January 31, 2023 (CEST)

3:00 - 4:00pm Elio Marconi (Università di Padova)

Title: Stability of the vortex in line-energy models

Abstract: PDF-File

January 24, 2023 (CEST)

3:30 - 4:30pm John Ball  (Heriot-Watt University and Maxwell Institute for Mathematical Sciences, Edinburgh)

Title: Monodromy and approach to equilibrium for viscoelastic models allowing microstructure

Abstract: For certain models of one-dimensional viscoelasticity, there are infinitely many equilibria representing phase mixtures. In order to prove convergence as time tends to infinity of solutions to a single equilibrium, it seems necessary to impose a nondegeneracy condition on the constitutive equation for the stress. The talk will explain this, and show how in some cases the nondegeneracy condition can be proved using the monodromy group of a holomorphic function. This is joint work with Inna Capdeboscq and Yasemin  Şengül.

January 17, 2023 (CEST)

3:15 - 4:00pm Tim Laux (University of Bonn)

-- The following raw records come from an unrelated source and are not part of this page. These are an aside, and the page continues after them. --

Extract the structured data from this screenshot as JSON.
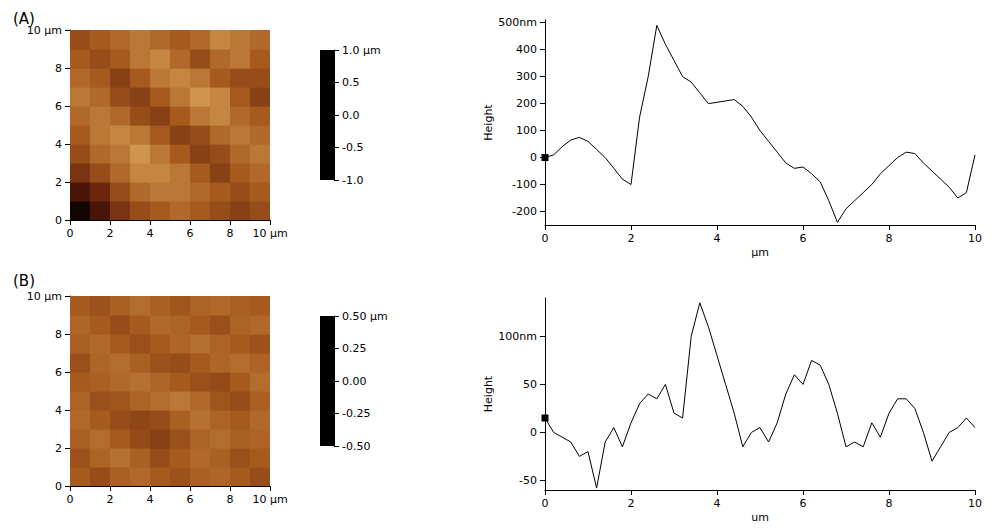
{
  "chart_data": [
    {
      "type": "heatmap",
      "title": "(A)",
      "x": [
        0,
        1,
        2,
        3,
        4,
        5,
        6,
        7,
        8,
        9,
        10
      ],
      "y": [
        0,
        1,
        2,
        3,
        4,
        5,
        6,
        7,
        8,
        9,
        10
      ],
      "values": [
        [
          -0.9,
          -0.6,
          -0.3,
          -0.1,
          0.0,
          0.1,
          0.0,
          -0.1,
          -0.2,
          -0.1
        ],
        [
          -0.6,
          -0.4,
          -0.1,
          0.1,
          0.2,
          0.2,
          0.1,
          0.0,
          -0.1,
          0.0
        ],
        [
          -0.3,
          -0.1,
          0.1,
          0.3,
          0.3,
          0.2,
          0.0,
          -0.2,
          0.0,
          0.1
        ],
        [
          -0.1,
          0.1,
          0.2,
          0.4,
          0.2,
          0.0,
          -0.2,
          -0.1,
          0.1,
          0.2
        ],
        [
          0.0,
          0.2,
          0.3,
          0.2,
          0.0,
          -0.2,
          -0.1,
          0.1,
          0.2,
          0.1
        ],
        [
          0.1,
          0.2,
          0.1,
          -0.1,
          -0.2,
          0.0,
          0.2,
          0.3,
          0.1,
          0.0
        ],
        [
          0.2,
          0.1,
          -0.1,
          -0.2,
          0.0,
          0.2,
          0.4,
          0.3,
          0.0,
          -0.2
        ],
        [
          0.1,
          0.0,
          -0.2,
          0.0,
          0.2,
          0.3,
          0.2,
          0.0,
          -0.1,
          -0.1
        ],
        [
          0.0,
          -0.1,
          0.0,
          0.2,
          0.3,
          0.1,
          -0.1,
          0.1,
          0.2,
          0.0
        ],
        [
          -0.1,
          0.0,
          0.1,
          0.2,
          0.1,
          0.0,
          0.1,
          0.3,
          0.2,
          0.1
        ]
      ],
      "xlim": [
        0,
        10
      ],
      "xticks": [
        0,
        2,
        4,
        6,
        8,
        {
          "value": 10,
          "label": "10 μm"
        }
      ],
      "ylim": [
        0,
        10
      ],
      "yticks": [
        0,
        2,
        4,
        6,
        8,
        {
          "value": 10,
          "label": "10 μm"
        }
      ],
      "colorbar": {
        "range": [
          -1,
          1
        ],
        "ticks": [
          {
            "value": -1,
            "label": "-1.0"
          },
          {
            "value": -0.5,
            "label": "-0.5"
          },
          {
            "value": 0,
            "label": "0.0"
          },
          {
            "value": 0.5,
            "label": "0.5"
          },
          {
            "value": 1,
            "label": "1.0 μm"
          }
        ]
      }
    },
    {
      "type": "line",
      "x": [
        0,
        0.2,
        0.4,
        0.6,
        0.8,
        1,
        1.2,
        1.4,
        1.6,
        1.8,
        2,
        2.2,
        2.4,
        2.6,
        2.8,
        3,
        3.2,
        3.4,
        3.6,
        3.8,
        4,
        4.2,
        4.4,
        4.6,
        4.8,
        5,
        5.2,
        5.4,
        5.6,
        5.8,
        6,
        6.2,
        6.4,
        6.6,
        6.8,
        7,
        7.2,
        7.4,
        7.6,
        7.8,
        8,
        8.2,
        8.4,
        8.6,
        8.8,
        9,
        9.2,
        9.4,
        9.6,
        9.8,
        10
      ],
      "values": [
        0,
        10,
        40,
        65,
        75,
        60,
        30,
        0,
        -40,
        -80,
        -100,
        150,
        300,
        490,
        420,
        360,
        300,
        280,
        240,
        200,
        205,
        210,
        215,
        190,
        150,
        100,
        60,
        20,
        -20,
        -40,
        -35,
        -60,
        -90,
        -160,
        -240,
        -190,
        -160,
        -130,
        -100,
        -60,
        -30,
        0,
        20,
        15,
        -20,
        -50,
        -80,
        -110,
        -150,
        -130,
        10
      ],
      "color": "#000000",
      "marker": "square",
      "line_style": "solid",
      "xlabel": "μm",
      "ylabel": "Height",
      "xlim": [
        0,
        10
      ],
      "xticks": [
        0,
        2,
        4,
        6,
        8,
        10
      ],
      "ylim": [
        -250,
        510
      ],
      "yticks": [
        -200,
        -100,
        0,
        100,
        200,
        300,
        400,
        {
          "value": 500,
          "label": "500nm"
        }
      ],
      "grid": false
    },
    {
      "type": "heatmap",
      "title": "(B)",
      "x": [
        0,
        1,
        2,
        3,
        4,
        5,
        6,
        7,
        8,
        9,
        10
      ],
      "y": [
        0,
        1,
        2,
        3,
        4,
        5,
        6,
        7,
        8,
        9,
        10
      ],
      "values": [
        [
          0.0,
          -0.05,
          0.02,
          0.05,
          0.0,
          -0.03,
          0.02,
          0.04,
          0.0,
          -0.05
        ],
        [
          -0.03,
          0.03,
          0.08,
          0.02,
          -0.05,
          0.0,
          0.05,
          0.02,
          -0.04,
          0.0
        ],
        [
          0.02,
          0.06,
          0.0,
          -0.06,
          -0.1,
          -0.04,
          0.03,
          0.06,
          0.02,
          0.03
        ],
        [
          0.05,
          0.0,
          -0.05,
          -0.08,
          -0.05,
          0.02,
          0.08,
          0.03,
          0.0,
          0.05
        ],
        [
          0.03,
          -0.04,
          -0.02,
          0.03,
          0.06,
          0.1,
          0.05,
          -0.02,
          -0.05,
          0.02
        ],
        [
          0.0,
          0.02,
          0.05,
          0.08,
          0.04,
          0.0,
          -0.04,
          -0.06,
          0.0,
          0.06
        ],
        [
          -0.04,
          0.04,
          0.06,
          0.02,
          -0.03,
          -0.05,
          0.0,
          0.04,
          0.06,
          0.03
        ],
        [
          0.02,
          0.05,
          0.0,
          -0.04,
          0.0,
          0.04,
          0.07,
          0.03,
          0.0,
          -0.03
        ],
        [
          0.04,
          0.0,
          -0.05,
          0.0,
          0.05,
          0.03,
          0.0,
          -0.04,
          0.03,
          0.05
        ],
        [
          0.0,
          -0.03,
          0.02,
          0.06,
          0.02,
          -0.02,
          0.03,
          0.05,
          0.02,
          0.0
        ]
      ],
      "xlim": [
        0,
        10
      ],
      "xticks": [
        0,
        2,
        4,
        6,
        8,
        {
          "value": 10,
          "label": "10 μm"
        }
      ],
      "ylim": [
        0,
        10
      ],
      "yticks": [
        0,
        2,
        4,
        6,
        8,
        {
          "value": 10,
          "label": "10 μm"
        }
      ],
      "colorbar": {
        "range": [
          -0.5,
          0.5
        ],
        "ticks": [
          {
            "value": -0.5,
            "label": "-0.50"
          },
          {
            "value": -0.25,
            "label": "-0.25"
          },
          {
            "value": 0,
            "label": "0.00"
          },
          {
            "value": 0.25,
            "label": "0.25"
          },
          {
            "value": 0.5,
            "label": "0.50 μm"
          }
        ]
      }
    },
    {
      "type": "line",
      "x": [
        0,
        0.2,
        0.4,
        0.6,
        0.8,
        1,
        1.2,
        1.4,
        1.6,
        1.8,
        2,
        2.2,
        2.4,
        2.6,
        2.8,
        3,
        3.2,
        3.4,
        3.6,
        3.8,
        4,
        4.2,
        4.4,
        4.6,
        4.8,
        5,
        5.2,
        5.4,
        5.6,
        5.8,
        6,
        6.2,
        6.4,
        6.6,
        6.8,
        7,
        7.2,
        7.4,
        7.6,
        7.8,
        8,
        8.2,
        8.4,
        8.6,
        8.8,
        9,
        9.2,
        9.4,
        9.6,
        9.8,
        10
      ],
      "values": [
        15,
        0,
        -5,
        -10,
        -25,
        -20,
        -58,
        -10,
        5,
        -15,
        10,
        30,
        40,
        35,
        50,
        20,
        15,
        100,
        135,
        110,
        80,
        50,
        20,
        -15,
        0,
        5,
        -10,
        10,
        40,
        60,
        50,
        75,
        70,
        50,
        20,
        -15,
        -10,
        -15,
        10,
        -5,
        20,
        35,
        35,
        25,
        0,
        -30,
        -15,
        0,
        5,
        15,
        5
      ],
      "color": "#000000",
      "marker": "square",
      "line_style": "solid",
      "xlabel": "um",
      "ylabel": "Height",
      "xlim": [
        0,
        10
      ],
      "xticks": [
        0,
        2,
        4,
        6,
        8,
        10
      ],
      "ylim": [
        -60,
        140
      ],
      "yticks": [
        -50,
        0,
        50,
        {
          "value": 100,
          "label": "100nm"
        }
      ],
      "grid": false
    }
  ]
}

Title: Diffuse-interface approximation and weak-strong uniqueness of anisotropic mean curvature flow

Abstract: Anisotropic mean curvature flow is a simple geometric evolution equation that models microstructure in complex materials. In this talk, I will show how it arises as the sharp-interface limit of the anisotropic Allen-Cahn equation. The proof relies on distributional solution concepts for both the diffuse and sharp interface models, and a suitable relative energy. With the same relative energy, one can prove a weak-strong uniqueness result, which relies on the construction of gradient flow calibrations for the anisotropic energy functionals. If time permits, I will also mention a few open problems. This is joint work with Kerrek Stinson and Clemens Ullrich.